Vacilé, extrañada, pero ella me tomó la mano, me la apretó con fuerza y me dijo:
—¡Si usted supiera!... Vaya usted; se lo suplico.
Su madre la estaba llamando en la escalera, y Luciana añadió, mirándome ardientemente:
—¿Irá usted? Hágalo por mí, Elena.
Se lo prometí, y esta mañana obtuve de mi padre permiso para ir a despedirme de ella. Estaba escribiendo y consintió sin hacerme preguntas.
Salí, pues, con la señora Schwartz, una señora que viene todas las mañanas para acompañarme a la iglesia y a mis clases y que, al mismo tiempo, me enseña el alemán.

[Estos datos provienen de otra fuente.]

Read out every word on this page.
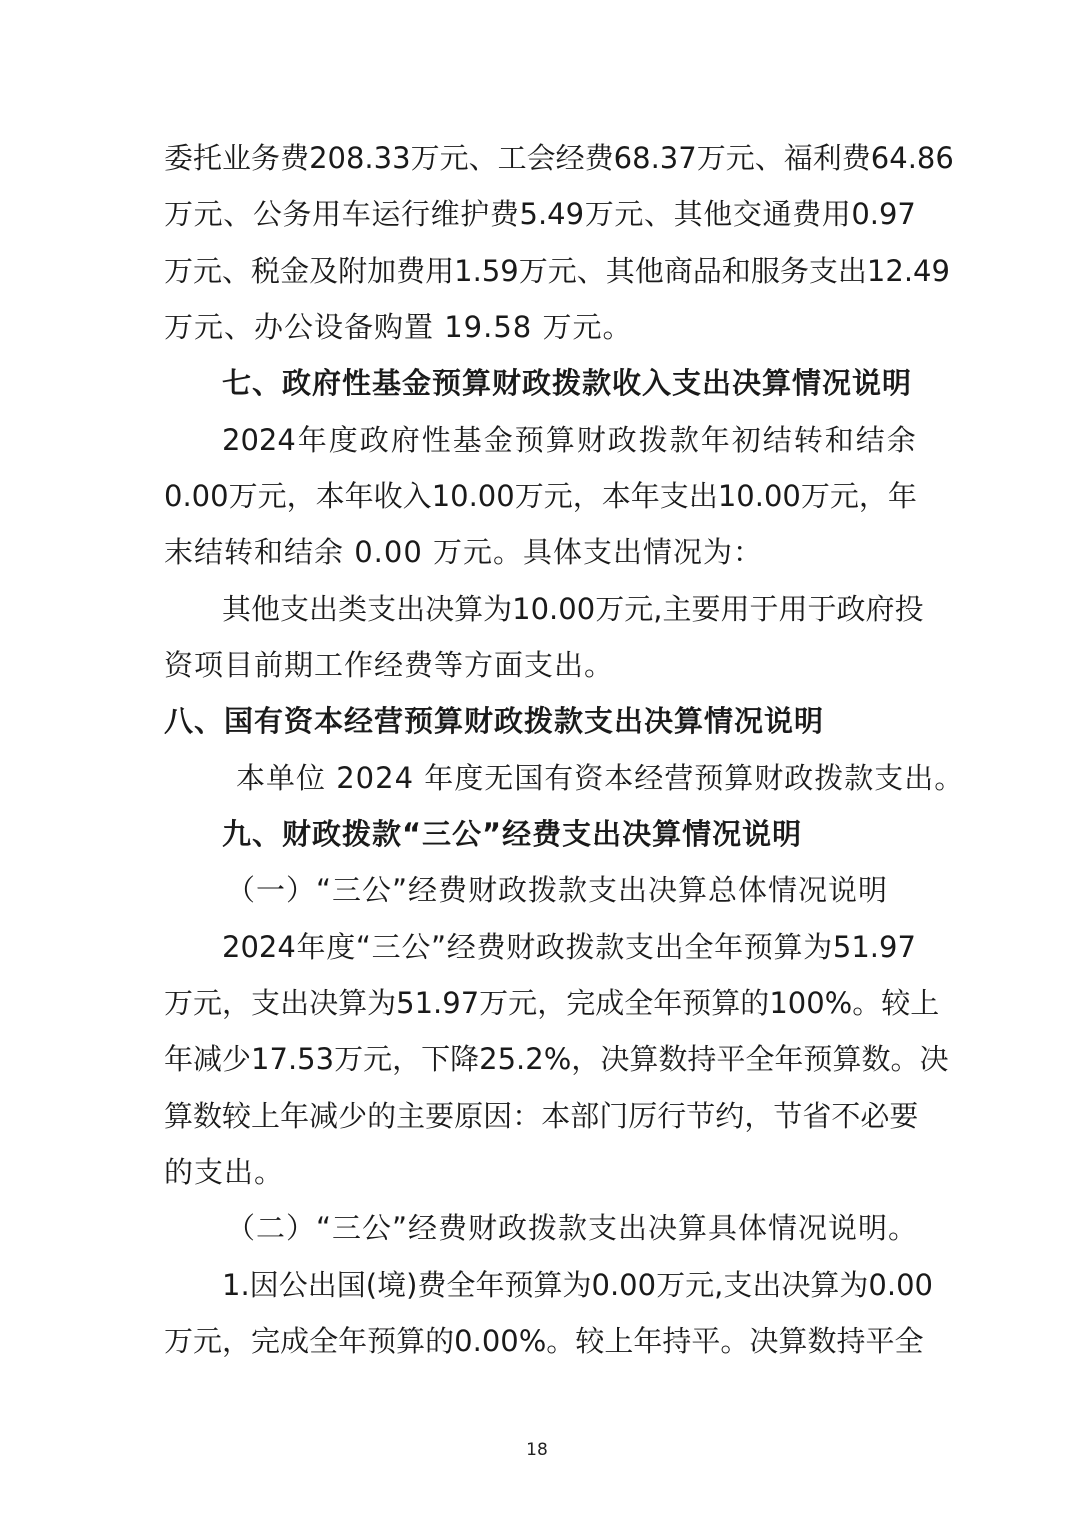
委 托 业 务 费 208.33 万 元 、 工 会 经 费 68.37 万 元 、 福 利 费 64.86
万 元 、 公 务 用 车 运 行 维 护 费 5.49 万 元 、 其 他 交 通 费 用 0.97
万 元 、 税 金 及 附 加 费 用 1.59 万 元 、 其 他 商 品 和 服 务 支 出 12.49
万元、办公设备购置 19.58 万元。
七、政府性基金预算财政拨款收入支出决算情况说明
2024 年 度 政 府 性 基 金 预 算 财 政 拨 款 年 初 结 转 和 结 余
0.00 万 元 ， 本 年 收 入 10.00 万 元 ， 本 年 支 出 10.00 万 元 ， 年
末结转和结余 0.00 万元。具体支出情况为：
其 他 支 出 类 支 出 决 算 为 10.00 万 元 , 主 要 用 于 用 于 政 府 投
资项目前期工作经费等方面支出。
八、国有资本经营预算财政拨款支出决算情况说明
本单位 2024 年度无国有资本经营预算财政拨款支出。
九、财政拨款“三公”经费支出决算情况说明
（一）“三公”经费财政拨款支出决算总体情况说明
2024 年 度 “ 三 公 ” 经 费 财 政 拨 款 支 出 全 年 预 算 为 51.97
万 元 ， 支 出 决 算 为 51.97 万 元 ， 完 成 全 年 预 算 的 100% 。 较 上
年 减 少 17.53 万 元 ， 下 降 25.2% ， 决 算 数 持 平 全 年 预 算 数 。 决
算 数 较 上 年 减 少 的 主 要 原 因 ： 本 部 门 厉 行 节 约 ， 节 省 不 必 要
的支出。
（二）“三公”经费财政拨款支出决算具体情况说明。
1. 因 公 出 国 ( 境 ) 费 全 年 预 算 为 0.00 万 元 , 支 出 决 算 为 0.00
万 元 ， 完 成 全 年 预 算 的 0.00% 。 较 上 年 持 平 。 决 算 数 持 平 全
18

Serían apenas las ocho cuando llegué a la calle de Verneuil. Me abrió la puerta la señora de Grevillois y pareció muy sorprendida al verme.
—¿Luciana?—me dijo titubeando.—No sé si podrá recibirla a usted, hija mía, nos vamos ahora mismo.
Antes de que yo respondiera que venía a ruego de Luciana, apareció ésta.